Having read Ben Hollander’s Memoir American which arrived in the post yesterday I feel energised and bewildered: I want to set off on those pathways. This is one of the most exciting short books I have come across for a long time and I can only suggest to you all: READ IT!

 

The central study of a section from Charles Reznikoff’s By The Well of Living and Seeing is a delight as Hollander contemplates what it means to hear/see ‘an American poet’s voice transformed when it is written under the influence of other languages which do not need to manifestly show themselves to be felt present in the poem, and which we know are evidenced in the poet’s life.’

 

And now I am being drawn in a way to re-read Paul Auster’s City of Glass (Faber 1987) with its disturbing opening sentence ‘It was a wrong number that started it, the telephone ringing three times in the dead of night, and the voice on the other end asking for someone he was not.’ And then I am dragged off to look again at Rod Mengham’s, Language (Bloomsbury 1993) with its study of the ‘crazy attempt to erect a structure that might bridge the gap between earth and heaven’ showing the depth and intensity of a human need to be furnished with a language that not only matches the world of physical phenomena ‘but which in some sense brings that world into existence.’ And, yet again, I am now impelled to search the shelves for George Gissing’s autobiographical sketch, The Private Papers of Henry Ryecroft in which he says

 

How the mood for a book sometimes rushes upon one, either one knows not why, or in consequence, perhaps, of some most trifling suggestion.
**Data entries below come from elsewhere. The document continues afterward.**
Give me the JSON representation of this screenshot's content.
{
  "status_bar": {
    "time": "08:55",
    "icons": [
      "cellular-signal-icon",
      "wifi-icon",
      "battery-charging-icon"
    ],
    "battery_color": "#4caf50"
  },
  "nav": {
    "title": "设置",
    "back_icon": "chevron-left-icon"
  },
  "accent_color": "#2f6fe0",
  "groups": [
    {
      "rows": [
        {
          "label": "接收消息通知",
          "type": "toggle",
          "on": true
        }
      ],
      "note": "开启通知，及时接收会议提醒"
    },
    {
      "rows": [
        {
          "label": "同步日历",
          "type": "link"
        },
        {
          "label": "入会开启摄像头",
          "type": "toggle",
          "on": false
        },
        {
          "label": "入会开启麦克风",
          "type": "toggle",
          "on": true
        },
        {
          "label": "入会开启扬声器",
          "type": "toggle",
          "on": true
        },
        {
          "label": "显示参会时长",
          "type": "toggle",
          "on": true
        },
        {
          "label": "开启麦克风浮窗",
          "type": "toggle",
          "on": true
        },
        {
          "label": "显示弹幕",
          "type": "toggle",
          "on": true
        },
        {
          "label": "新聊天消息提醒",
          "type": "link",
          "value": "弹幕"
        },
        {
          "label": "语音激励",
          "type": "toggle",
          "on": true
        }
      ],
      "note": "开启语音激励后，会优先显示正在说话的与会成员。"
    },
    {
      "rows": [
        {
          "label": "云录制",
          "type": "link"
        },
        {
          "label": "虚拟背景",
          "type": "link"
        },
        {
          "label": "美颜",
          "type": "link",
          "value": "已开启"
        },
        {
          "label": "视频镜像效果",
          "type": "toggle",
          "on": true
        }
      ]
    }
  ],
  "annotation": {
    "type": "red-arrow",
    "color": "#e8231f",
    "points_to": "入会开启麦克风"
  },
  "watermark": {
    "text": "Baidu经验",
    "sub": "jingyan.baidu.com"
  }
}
Yesterday I was walking at dusk. I came to an old farmhouse; at the garden gate a vehicle stood waiting, and I saw it was our doctor’s gig. Having passed, I turned to look back. There was a faint afterglow in the sky beyond the chimneys; a light twinkled at one of the upper windows. I said to myself, “Tristram Shandy”, and hurried home to plunge into a book which I have not opened for I dare say twenty years.

 

Read Ben Hollander’s Memoir American at your peril; you don’t know where you might end up!